Improving Cell Surface Functional Expression of F508 CFTR: A Quest for Therapeutic Targets

Abstract

Cystic fibrosis (CF) is largely a protein misfolding disease. The deletion of a phenylalanine at residue 508 (F508) in the cystic fibrosis transmembrane conductance regulator (CFTR) accounts for 70% of all disease-causing alleles and is present in at least one copy in 90% of CF patients (Kerem et al., 1989). The F508 mutation impairs the conformational maturation of nascent CFTR (Lukacs et al., 1994), and arrests it in an early folding intermediate (Zhang et al., 1998).
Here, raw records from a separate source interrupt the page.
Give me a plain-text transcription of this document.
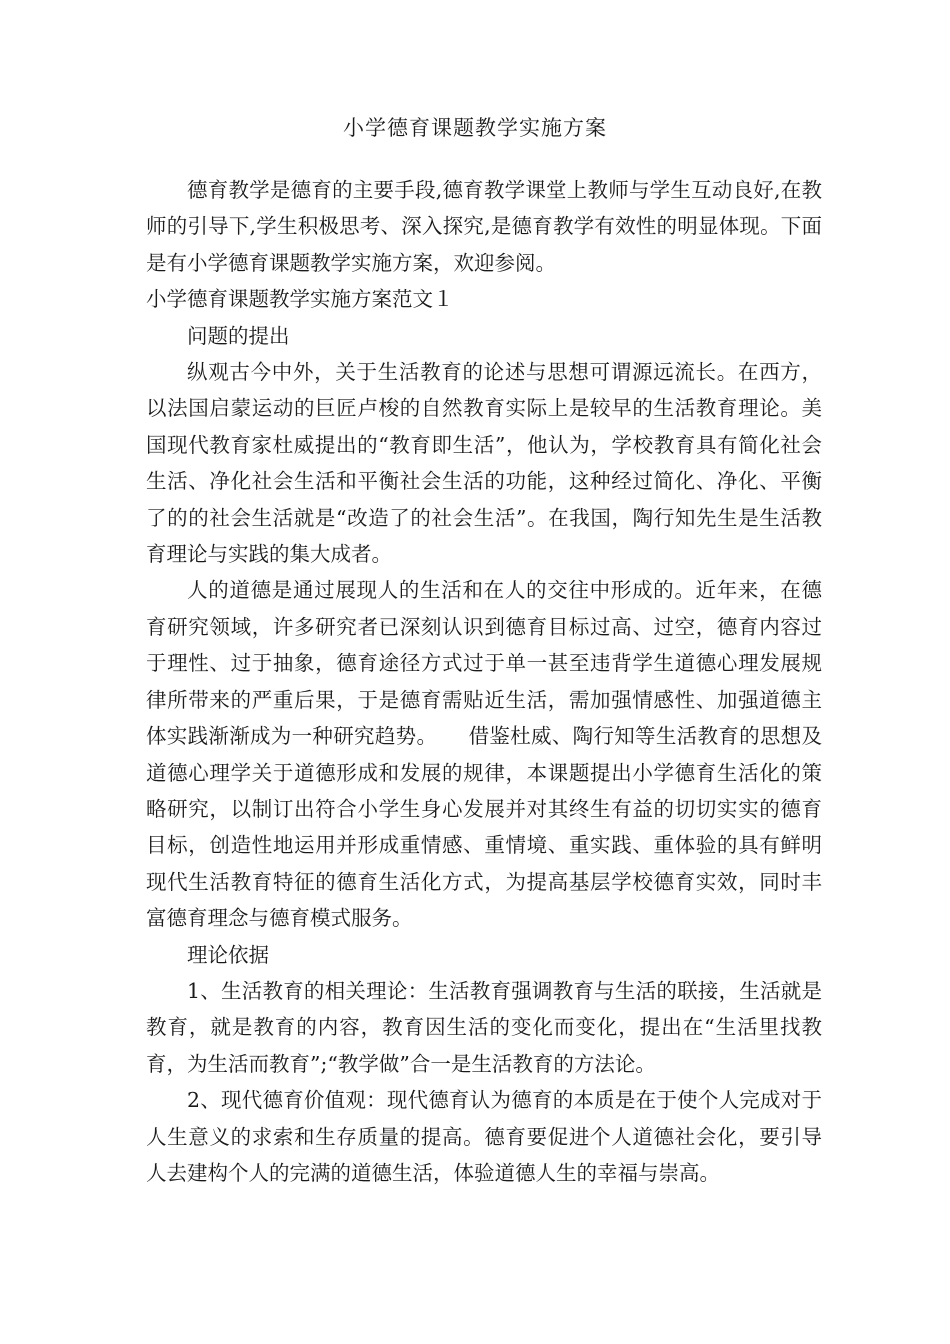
小学德育课题教学实施方案

德育教学是德育的主要手段,德育教学课堂上教师与学生互动良好,在教师的引导下,学生积极思考、深入探究,是德育教学有效性的明显体现。下面是有小学德育课题教学实施方案，欢迎参阅。

小学德育课题教学实施方案范文１

问题的提出

纵观古今中外，关于生活教育的论述与思想可谓源远流长。在西方，以法国启蒙运动的巨匠卢梭的自然教育实际上是较早的生活教育理论。美国现代教育家杜威提出的“教育即生活”，他认为，学校教育具有简化社会生活、净化社会生活和平衡社会生活的功能，这种经过简化、净化、平衡了的的社会生活就是“改造了的社会生活”。在我国，陶行知先生是生活教育理论与实践的集大成者。

人的道德是通过展现人的生活和在人的交往中形成的。近年来，在德育研究领域，许多研究者已深刻认识到德育目标过高、过空，德育内容过于理性、过于抽象，德育途径方式过于单一甚至违背学生道德心理发展规律所带来的严重后果，于是德育需贴近生活，需加强情感性、加强道德主体实践渐渐成为一种研究趋势。　　借鉴杜威、陶行知等生活教育的思想及道德心理学关于道德形成和发展的规律，本课题提出小学德育生活化的策略研究，以制订出符合小学生身心发展并对其终生有益的切切实实的德育目标，创造性地运用并形成重情感、重情境、重实践、重体验的具有鲜明现代生活教育特征的德育生活化方式，为提高基层学校德育实效，同时丰富德育理念与德育模式服务。

理论依据

1、生活教育的相关理论：生活教育强调教育与生活的联接，生活就是教育，就是教育的内容，教育因生活的变化而变化，提出在“生活里找教育，为生活而教育”;“教学做”合一是生活教育的方法论。

2、现代德育价值观：现代德育认为德育的本质是在于使个人完成对于人生意义的求索和生存质量的提高。德育要促进个人道德社会化，要引导人去建构个人的完满的道德生活，体验道德人生的幸福与崇高。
As a result, the mutant CFTR is retained in the endoplasmic reticulum (ER) (Cheng et al., 1990) in a chaperone-bound state (Yang et al., 1993), The ER-accumulated mutant CFTR fails to efficiently couple to the coatomer complex II (COPII) ER export machinery (Wang et al., 2004), and is degraded by the ubiquitin proteasome system through the ER-associated degradation (ERAD) pathway (Jensen et al., 1995; Ward et al., 1995), leading to loss of CFTR function at the cell surface. The folding defect of F508 CFTR appears kinetic in nature (Qu et al., 1997). A small fraction of F508 CFTR is able to exit the ER but the escaped mutant protein is not stable at the cell periphery and is rapidly cleared through lysosomal degradation (Lukacs et al., 1993). This second defect further reduces the cell surface localization of this mutant CFTR. Aside from localization defect, the F508 mutation also impairs the channel gating of CFTR, leading to reduced open probability (Dalemans et al., 1991). The threefold defect of F508 CFTR stems from its defective conformation, and impairs the CFTR functional expression at the cell surface, leading to severe clinical phenotype. Given the autosomal recessive inheritance of the disease, improving plasma membrane functional expression of F508 CFTR will benefit the vast majority of CF patients (Gelman & Kopito, 2002). Numerous research efforts have been made to improve F508 CFTR cell surface functional expression, including elevating its expression, reducing its degradation, enhancing the efficiency of its maturation, increasing its post-ER stability and improving its channel gating. Restoring F508 CFTR conformation will potentially improve its ER folding, its cell surface stability and its channel gating, leading to efficient F508 CFTR rescue. In this chapter, multiple approaches for F508 CFTR rescue will be reviewed, and their advantages as well as limitations will be discussed.